Etymology Dictionary
Faulty separation is a concept I was introduced to a few years ago thanks to a Something Awful linguistics thread. In the context it was introduced, it was in reference to how certain words have changed due to how English uses two different indefinite articles depending what the first sound of the following word is.
The example used was the word "apron". This word used to be "napron", but over time there was a shift as "a napron" was misheard as "an apron".
I was curious as to how often this has happened in English. I found six cases, including "apron" through the Etymology Dictionary, although one word is no longer in use.
Apron from Napron
Auger from Nauger
Adder from Nedder
Umpire from Noumpere
Umble from Numble (umble is the edible part of animals that isn't meat)

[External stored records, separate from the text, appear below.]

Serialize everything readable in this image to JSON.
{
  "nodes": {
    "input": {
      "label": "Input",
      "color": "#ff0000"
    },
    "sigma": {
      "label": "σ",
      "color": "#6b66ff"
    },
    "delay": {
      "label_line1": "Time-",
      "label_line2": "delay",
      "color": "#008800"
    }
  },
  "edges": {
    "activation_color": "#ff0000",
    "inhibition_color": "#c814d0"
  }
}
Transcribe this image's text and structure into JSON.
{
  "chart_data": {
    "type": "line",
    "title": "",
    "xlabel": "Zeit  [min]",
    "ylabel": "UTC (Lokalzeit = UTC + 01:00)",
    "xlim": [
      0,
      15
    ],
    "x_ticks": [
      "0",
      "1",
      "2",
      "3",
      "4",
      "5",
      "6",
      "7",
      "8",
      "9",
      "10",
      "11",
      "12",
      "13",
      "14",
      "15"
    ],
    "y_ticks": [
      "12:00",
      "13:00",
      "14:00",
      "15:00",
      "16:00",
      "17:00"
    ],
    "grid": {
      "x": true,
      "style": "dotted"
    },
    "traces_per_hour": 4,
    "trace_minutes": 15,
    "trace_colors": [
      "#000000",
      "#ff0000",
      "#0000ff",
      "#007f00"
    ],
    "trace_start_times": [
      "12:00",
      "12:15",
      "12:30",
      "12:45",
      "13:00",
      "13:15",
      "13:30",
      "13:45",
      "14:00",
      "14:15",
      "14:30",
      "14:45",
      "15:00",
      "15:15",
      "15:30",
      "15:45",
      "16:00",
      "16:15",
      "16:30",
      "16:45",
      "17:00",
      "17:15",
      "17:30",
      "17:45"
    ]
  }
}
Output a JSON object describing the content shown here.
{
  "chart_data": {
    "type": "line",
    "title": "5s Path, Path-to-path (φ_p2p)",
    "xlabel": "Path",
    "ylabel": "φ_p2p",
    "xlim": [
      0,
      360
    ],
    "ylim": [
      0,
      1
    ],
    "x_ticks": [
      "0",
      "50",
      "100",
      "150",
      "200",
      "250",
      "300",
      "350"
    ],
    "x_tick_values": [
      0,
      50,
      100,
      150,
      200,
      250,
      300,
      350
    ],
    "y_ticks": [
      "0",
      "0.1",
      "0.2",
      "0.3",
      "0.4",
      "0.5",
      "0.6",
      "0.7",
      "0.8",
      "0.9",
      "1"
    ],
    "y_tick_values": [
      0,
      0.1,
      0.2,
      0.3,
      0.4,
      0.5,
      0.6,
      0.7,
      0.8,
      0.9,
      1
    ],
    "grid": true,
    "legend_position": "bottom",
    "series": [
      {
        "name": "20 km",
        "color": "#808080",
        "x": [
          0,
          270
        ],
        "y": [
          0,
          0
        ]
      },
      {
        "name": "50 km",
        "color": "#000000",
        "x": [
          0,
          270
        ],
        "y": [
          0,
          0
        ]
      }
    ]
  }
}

Nickname from Ekename (went the opposite direction)
Other than the Etymology Dictionary, I can't find any other reference to faulty separation. I wonder if these are actually all the cases or if there are similar faulty separations caused by other word combinations.
2 comments:
I was looking at this again today and then thought of the word opossum. Why the 'o'? You see it spelled possum in common use, will this become a faulty separation?
That's not really a faulty separation as the "O" isn't be shifted to another word, it's just being dropped. This is called apheresis, the dropping of a weak first syllable, and is surprisingly common. Opossum will likely remind in use to distinguish American opossums from Australian possums. A faulty separation would be if we started saying "a nopossum".